Von Klo-, Auto- und Bienenhühnern

Von Leslie Brook

Ob er ein besonderes Verhältnis zu Hühnern hat? "Nee, die esse ich höchstens zu Weihnachten gerne", meint Andy Rabbach lachend. Daher rührt seine Leidenschaft für die Moorhühner als nicht. Trotzdem haben es ihm die braunen Flattermänner mit dem leicht irren Gesichtsausdruck angetan. So sehr sogar, dass er morgen bei der Deutschen Moorhuhn-Meisterschaft antritt. Derzeit ist er auf Platz zwei der Liste der besten Schützen in der XS-Version. In Leipzig muss er sich gegen seine beiden stärksten Konkurrenten Luciee und Cyrus behaupten. "Das sind echte Zocker, die den ganzen Tag vorm PC sitzen", erzählt der 21-Jährige. Ein Mal sind sich die Kontrahenten schon begegnet: bei einem Fantreffen in Bielefeld. 2001 hat sich eine richtige Moorhuhn-Community entwickelt. "Wir haben ein Forum in dem wir über alles reden." Liebe, Sport und natürlich Computer. Moorhühner verbinden über das Kikeriki hinaus.

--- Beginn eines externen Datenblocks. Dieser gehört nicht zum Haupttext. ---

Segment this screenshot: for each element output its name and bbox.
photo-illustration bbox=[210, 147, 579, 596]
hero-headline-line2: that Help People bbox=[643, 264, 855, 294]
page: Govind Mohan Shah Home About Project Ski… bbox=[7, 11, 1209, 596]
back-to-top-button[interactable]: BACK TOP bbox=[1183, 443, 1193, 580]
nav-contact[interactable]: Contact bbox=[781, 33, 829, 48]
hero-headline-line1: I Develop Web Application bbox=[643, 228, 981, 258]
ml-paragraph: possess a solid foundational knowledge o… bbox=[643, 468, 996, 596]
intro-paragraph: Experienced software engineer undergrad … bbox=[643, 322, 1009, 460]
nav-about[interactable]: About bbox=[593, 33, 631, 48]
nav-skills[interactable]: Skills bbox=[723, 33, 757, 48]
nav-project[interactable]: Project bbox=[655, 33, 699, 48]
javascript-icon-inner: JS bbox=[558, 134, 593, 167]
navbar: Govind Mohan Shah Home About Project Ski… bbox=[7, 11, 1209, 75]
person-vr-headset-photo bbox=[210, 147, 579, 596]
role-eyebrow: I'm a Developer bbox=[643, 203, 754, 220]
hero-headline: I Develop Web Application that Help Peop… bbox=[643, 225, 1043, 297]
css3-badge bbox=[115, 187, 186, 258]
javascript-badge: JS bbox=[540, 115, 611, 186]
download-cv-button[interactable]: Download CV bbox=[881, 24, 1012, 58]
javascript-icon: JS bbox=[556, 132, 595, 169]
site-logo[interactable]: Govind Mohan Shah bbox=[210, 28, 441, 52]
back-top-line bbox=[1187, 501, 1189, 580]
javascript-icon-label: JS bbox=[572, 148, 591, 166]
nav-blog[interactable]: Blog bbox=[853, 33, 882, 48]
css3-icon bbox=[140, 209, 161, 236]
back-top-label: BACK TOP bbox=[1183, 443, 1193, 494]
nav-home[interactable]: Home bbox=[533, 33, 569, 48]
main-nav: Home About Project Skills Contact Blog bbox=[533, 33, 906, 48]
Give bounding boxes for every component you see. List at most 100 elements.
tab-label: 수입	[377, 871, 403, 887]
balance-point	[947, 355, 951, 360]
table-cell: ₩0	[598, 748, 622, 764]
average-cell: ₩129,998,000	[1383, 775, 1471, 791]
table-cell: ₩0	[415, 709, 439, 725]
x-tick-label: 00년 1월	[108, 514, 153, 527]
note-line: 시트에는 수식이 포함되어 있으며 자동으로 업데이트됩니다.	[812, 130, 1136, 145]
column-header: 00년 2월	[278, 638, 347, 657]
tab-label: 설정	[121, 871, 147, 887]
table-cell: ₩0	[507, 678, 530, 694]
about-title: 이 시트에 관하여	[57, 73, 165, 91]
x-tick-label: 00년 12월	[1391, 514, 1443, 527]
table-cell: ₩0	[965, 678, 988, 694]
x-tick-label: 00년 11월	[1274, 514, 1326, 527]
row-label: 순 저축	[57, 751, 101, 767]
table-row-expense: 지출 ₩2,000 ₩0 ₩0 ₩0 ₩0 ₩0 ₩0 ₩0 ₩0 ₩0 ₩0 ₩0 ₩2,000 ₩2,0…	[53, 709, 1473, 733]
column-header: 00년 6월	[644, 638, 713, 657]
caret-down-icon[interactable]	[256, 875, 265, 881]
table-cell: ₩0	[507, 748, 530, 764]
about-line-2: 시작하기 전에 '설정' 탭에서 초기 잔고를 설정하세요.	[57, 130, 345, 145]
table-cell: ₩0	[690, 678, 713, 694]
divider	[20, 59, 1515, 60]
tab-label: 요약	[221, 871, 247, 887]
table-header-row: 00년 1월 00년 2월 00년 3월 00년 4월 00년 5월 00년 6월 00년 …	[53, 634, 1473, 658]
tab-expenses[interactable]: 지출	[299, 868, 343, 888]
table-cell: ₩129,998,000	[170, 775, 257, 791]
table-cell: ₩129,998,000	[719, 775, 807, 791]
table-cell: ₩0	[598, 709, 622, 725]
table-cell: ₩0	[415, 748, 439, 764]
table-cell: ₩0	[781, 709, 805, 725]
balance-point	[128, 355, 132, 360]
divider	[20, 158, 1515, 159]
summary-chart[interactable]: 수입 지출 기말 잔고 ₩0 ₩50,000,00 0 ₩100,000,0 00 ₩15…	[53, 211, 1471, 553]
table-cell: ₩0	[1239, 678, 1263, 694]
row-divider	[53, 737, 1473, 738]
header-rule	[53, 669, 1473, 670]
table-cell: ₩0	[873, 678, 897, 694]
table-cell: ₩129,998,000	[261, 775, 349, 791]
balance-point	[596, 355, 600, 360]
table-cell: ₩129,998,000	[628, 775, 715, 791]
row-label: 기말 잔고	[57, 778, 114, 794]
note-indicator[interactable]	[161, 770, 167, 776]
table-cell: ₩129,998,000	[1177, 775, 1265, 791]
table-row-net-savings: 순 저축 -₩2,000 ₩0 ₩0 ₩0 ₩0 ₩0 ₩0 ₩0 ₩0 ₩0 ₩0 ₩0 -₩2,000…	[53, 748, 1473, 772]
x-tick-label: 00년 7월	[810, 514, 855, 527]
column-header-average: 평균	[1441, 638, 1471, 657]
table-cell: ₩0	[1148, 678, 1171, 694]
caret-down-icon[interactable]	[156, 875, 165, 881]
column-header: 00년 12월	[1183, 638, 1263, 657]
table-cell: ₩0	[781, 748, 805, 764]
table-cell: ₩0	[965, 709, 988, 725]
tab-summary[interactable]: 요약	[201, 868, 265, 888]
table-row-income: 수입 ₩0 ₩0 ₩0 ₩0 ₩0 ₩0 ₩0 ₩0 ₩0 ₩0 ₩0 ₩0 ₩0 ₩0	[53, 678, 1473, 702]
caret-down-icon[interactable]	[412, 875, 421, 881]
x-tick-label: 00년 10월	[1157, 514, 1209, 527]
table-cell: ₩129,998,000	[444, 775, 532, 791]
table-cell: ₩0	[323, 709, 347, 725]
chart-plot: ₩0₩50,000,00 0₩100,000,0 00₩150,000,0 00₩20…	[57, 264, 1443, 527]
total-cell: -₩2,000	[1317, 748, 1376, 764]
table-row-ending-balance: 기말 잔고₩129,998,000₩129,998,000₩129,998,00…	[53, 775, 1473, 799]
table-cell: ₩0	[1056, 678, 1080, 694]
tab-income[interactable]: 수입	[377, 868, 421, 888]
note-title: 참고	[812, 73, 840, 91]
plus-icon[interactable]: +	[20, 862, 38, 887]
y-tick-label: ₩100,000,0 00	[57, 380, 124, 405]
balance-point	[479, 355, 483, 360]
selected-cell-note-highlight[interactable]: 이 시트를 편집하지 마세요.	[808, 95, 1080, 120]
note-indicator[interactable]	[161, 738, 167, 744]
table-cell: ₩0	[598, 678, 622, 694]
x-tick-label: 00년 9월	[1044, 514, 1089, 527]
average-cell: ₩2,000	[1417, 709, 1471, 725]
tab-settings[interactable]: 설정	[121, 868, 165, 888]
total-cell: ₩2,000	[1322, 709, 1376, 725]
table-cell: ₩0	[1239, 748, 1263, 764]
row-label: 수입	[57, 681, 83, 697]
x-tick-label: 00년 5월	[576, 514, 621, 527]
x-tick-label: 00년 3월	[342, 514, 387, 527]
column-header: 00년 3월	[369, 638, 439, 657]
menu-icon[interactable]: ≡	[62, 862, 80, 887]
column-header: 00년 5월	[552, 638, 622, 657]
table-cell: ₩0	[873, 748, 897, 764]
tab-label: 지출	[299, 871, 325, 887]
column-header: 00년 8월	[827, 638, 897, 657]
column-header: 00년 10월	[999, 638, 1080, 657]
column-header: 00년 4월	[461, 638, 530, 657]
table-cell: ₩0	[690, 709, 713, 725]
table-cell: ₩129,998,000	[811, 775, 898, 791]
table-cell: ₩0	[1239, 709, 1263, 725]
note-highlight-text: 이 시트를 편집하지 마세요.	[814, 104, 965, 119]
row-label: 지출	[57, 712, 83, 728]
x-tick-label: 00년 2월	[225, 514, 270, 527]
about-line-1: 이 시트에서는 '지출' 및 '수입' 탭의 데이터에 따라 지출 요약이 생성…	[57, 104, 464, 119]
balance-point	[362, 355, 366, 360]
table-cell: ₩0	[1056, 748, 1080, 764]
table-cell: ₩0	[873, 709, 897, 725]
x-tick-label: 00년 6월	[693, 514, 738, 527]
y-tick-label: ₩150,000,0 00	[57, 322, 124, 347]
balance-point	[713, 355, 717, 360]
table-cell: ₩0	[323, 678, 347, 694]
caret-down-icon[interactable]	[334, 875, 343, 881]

Zufällig aufs Huhn gekommen
Zum Moorhuhn ist Andy zufällig gekommen: Beim Stöbern auf dem Rechner seines Bruders hat er das Symbol angeklickt und das neue Spiel gestartet. "Bis dahin kannte ich das gar nicht, aber es hat mir riesig viel Spaß gemacht." Zwei Stunden lang konnte der Abiturient nicht mehr mit dem Abschießen aufhören. Seit dem ist er in der Welt der Bienen-, Klo- und Autohühner gefangen. Diese lustigen Kreationen gilt es bei der aktuellen X-Version (die im Mai dieses Jahres als vierter Teil der Serie erschienen ist) abzuschießen. Aufgaben sind zum Beispiel, das Klohuhn aus dem Herzhäuschen zu befreien oder das Bienenhguhn abzuschießen, bevor das Summen zu laut wird. Im Schornstein, hinter Fenstern, am See und im Ofen tauchen Vögel auf. Es ist ein reaktionsschnelles Spiel, denn überall erscheinen die komischen Hühner in der Landschaft. "Man muss schnell zielen könnten und seine Augen überall haben", erzählt Andy. Bei entsprechend viel Übung gelangt man zum Erfolg. "Ich wollte von Anfang an bei einer Meisterschaft mitmachen, bisher konnte ich mich aber leider nicht qualifizieren." Bei den Wettbewerben der vergangenen Jahre musste man beim Online-Wettbewerb unter die besten 16 kommen, um zur Deutschen Meisterschaft eingeladen zu werden. Beim ersten Mal war er 70. von 1000. "Seitdem bin ich ruhiger geworden", findet der angehende Wirtschaftswissenschaftler. Als die dritte Ausgabe erschien, gab es einen kleinen Einbruch in seiner Spielaktivität. Es ging hauptsächlich um die Entwicklung von Strategien. "Ich bin aber kein Stratege, ich baller' lieber drauf."

AndySlater, so sein Spielname, hat es diesmal geschafft. Insgesamt zehn Spieler treten am Wochenende an. Die XXL-Version wird drei Mal gespielt. Nur die beiden besten kommen ins Finale. Sachpreise in Höhe von 4000 Euro gibt es zu gewinnen.